In a world driven by scientific progress, it is easy to assume that rational empiricism would naturally replace all forms of superstitious and non-scientific beliefs. However, as explored in this paper, such beliefs remain resilient, even in societies that pride themselves on their adherence to evidence-based practices. The persistence of these beliefs reveals a deeper truth: human understanding of health, healing, and knowledge is not solely governed by empirical data but is filtered through cultural, social, and individual lenses.

Faith, whether in the rigour of peer-reviewed clinical trials or the mystical practices of traditional healers, plays an essential role in how patients and practitioners navigate health decisions. Superstitions, magical beliefs, and scientific rationalism coexist within these complex systems of knowledge, shaping not only what treatments are accepted but also the very nature of how individuals perceive illness and recovery.

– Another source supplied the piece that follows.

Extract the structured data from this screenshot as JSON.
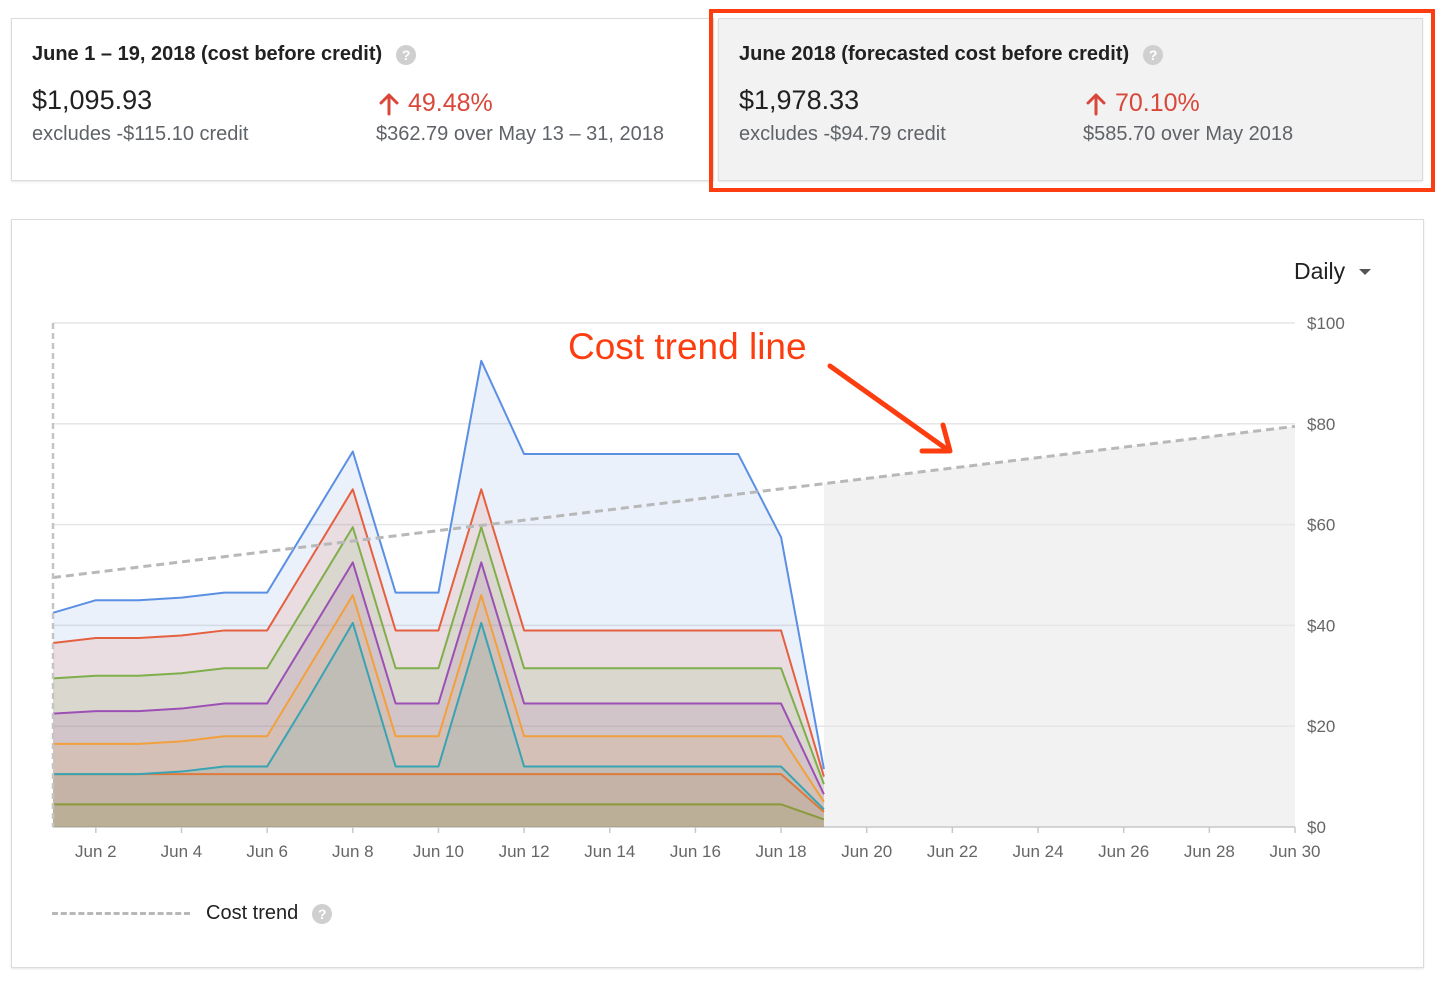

As we move further into the digital age, with access to boundless information at our fingertips, it becomes more important than ever to understand the factors that drive belief. Health professionals must recognise that treating the individual involves not only addressing the body but also understanding the cultural, psychological, and emotional frameworks that influence their decisions. While evidence-based medicine remains a cornerstone of modern healthcare, acknowledging the power of faith — whether in science or tradition — can provide a more holistic and compassionate approach to treatment.

In conclusion, science and superstition are not diametrically opposed; both represent attempts to make sense of the unknown. The real challenge lies in integrating these perspectives in ways that respect cultural values while safeguarding public health and promoting the benefits of rational, evidence-based medicine.